A little bit of background story (feel free to skip if you just want to see the example code):
A long ago I've tried to solve this problem in more efficient way for importing JavaScript files. I remember looking in the Importer class and the way Leo did imports at the time and feeling that it was too complicated, much more than necessary. I can't say that I've solved this problem in general, but for a very specific case, it worked pretty well.
Recent posts about improving Leo in this area, especially regarding Python, made me think again about this problem.
I strongly feel that the main problem with the current implementation is insisting on the use of scan_line. This is maybe suitable for unification of all other source languages, but it is far from the optimal when we talk about the python source files.
The way I see this problem is to search and find the lines where a new node should start. Whether this node should be indented or not, I would rather leave for the next phase. First of all, the outline structure of my python files which I start from the scratch in Leo usually have in the top level node a few lines, then comes at-others and usually after at-others comes the block with `if __name__ == '__main__':. If I have a lot of imports, then I usually put all imports in one section node `<<imports>>`.

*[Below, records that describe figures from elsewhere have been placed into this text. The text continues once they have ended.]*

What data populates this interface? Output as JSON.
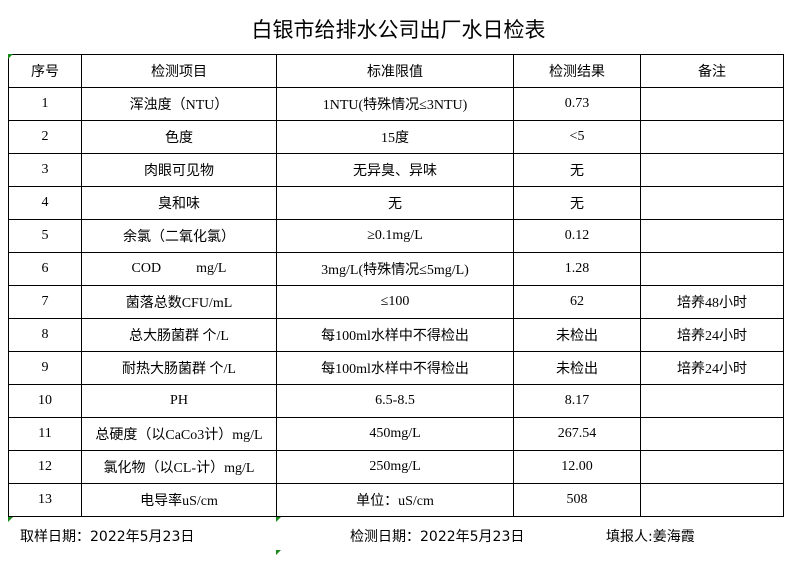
{
  "title": "白银市给排水公司出厂水日检表",
  "headers": [
    "序号",
    "检测项目",
    "标准限值",
    "检测结果",
    "备注"
  ],
  "rows": [
    [
      "1",
      "浑浊度（NTU）",
      "1NTU(特殊情况≤3NTU)",
      "0.73",
      ""
    ],
    [
      "2",
      "色度",
      "15度",
      "<5",
      ""
    ],
    [
      "3",
      "肉眼可见物",
      "无异臭、异味",
      "无",
      ""
    ],
    [
      "4",
      "臭和味",
      "无",
      "无",
      ""
    ],
    [
      "5",
      "余氯（二氧化氯）",
      "≥0.1mg/L",
      "0.12",
      ""
    ],
    [
      "6",
      "COD          mg/L",
      "3mg/L(特殊情况≤5mg/L)",
      "1.28",
      ""
    ],
    [
      "7",
      "菌落总数CFU/mL",
      "≤100",
      "62",
      "培养48小时"
    ],
    [
      "8",
      "总大肠菌群 个/L",
      "每100ml水样中不得检出",
      "未检出",
      "培养24小时"
    ],
    [
      "9",
      "耐热大肠菌群 个/L",
      "每100ml水样中不得检出",
      "未检出",
      "培养24小时"
    ],
    [
      "10",
      "PH",
      "6.5-8.5",
      "8.17",
      ""
    ],
    [
      "11",
      "总硬度（以CaCo3计）mg/L",
      "450mg/L",
      "267.54",
      ""
    ],
    [
      "12",
      "氯化物（以CL-计）mg/L",
      "250mg/L",
      "12.00",
      ""
    ],
    [
      "13",
      "电导率uS/cm",
      "单位：uS/cm",
      "508",
      ""
    ]
  ],
  "footer": {
    "sample_date": "取样日期：2022年5月23日",
    "test_date": "检测日期：2022年5月23日",
    "reporter": "填报人:姜海霞"
  }
}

The first line where I would introduce the first child node is actually first function definition or first class definition. Everything before should go directly in the root node. Imports can be extracted later.
Attached to this message is a python script which can be executed inside Leo.
It imports any python module from the standard python library and checks to see if the import is perfect or not. At the moment it just extracts top level definitions in separate nodes, the direct children of root.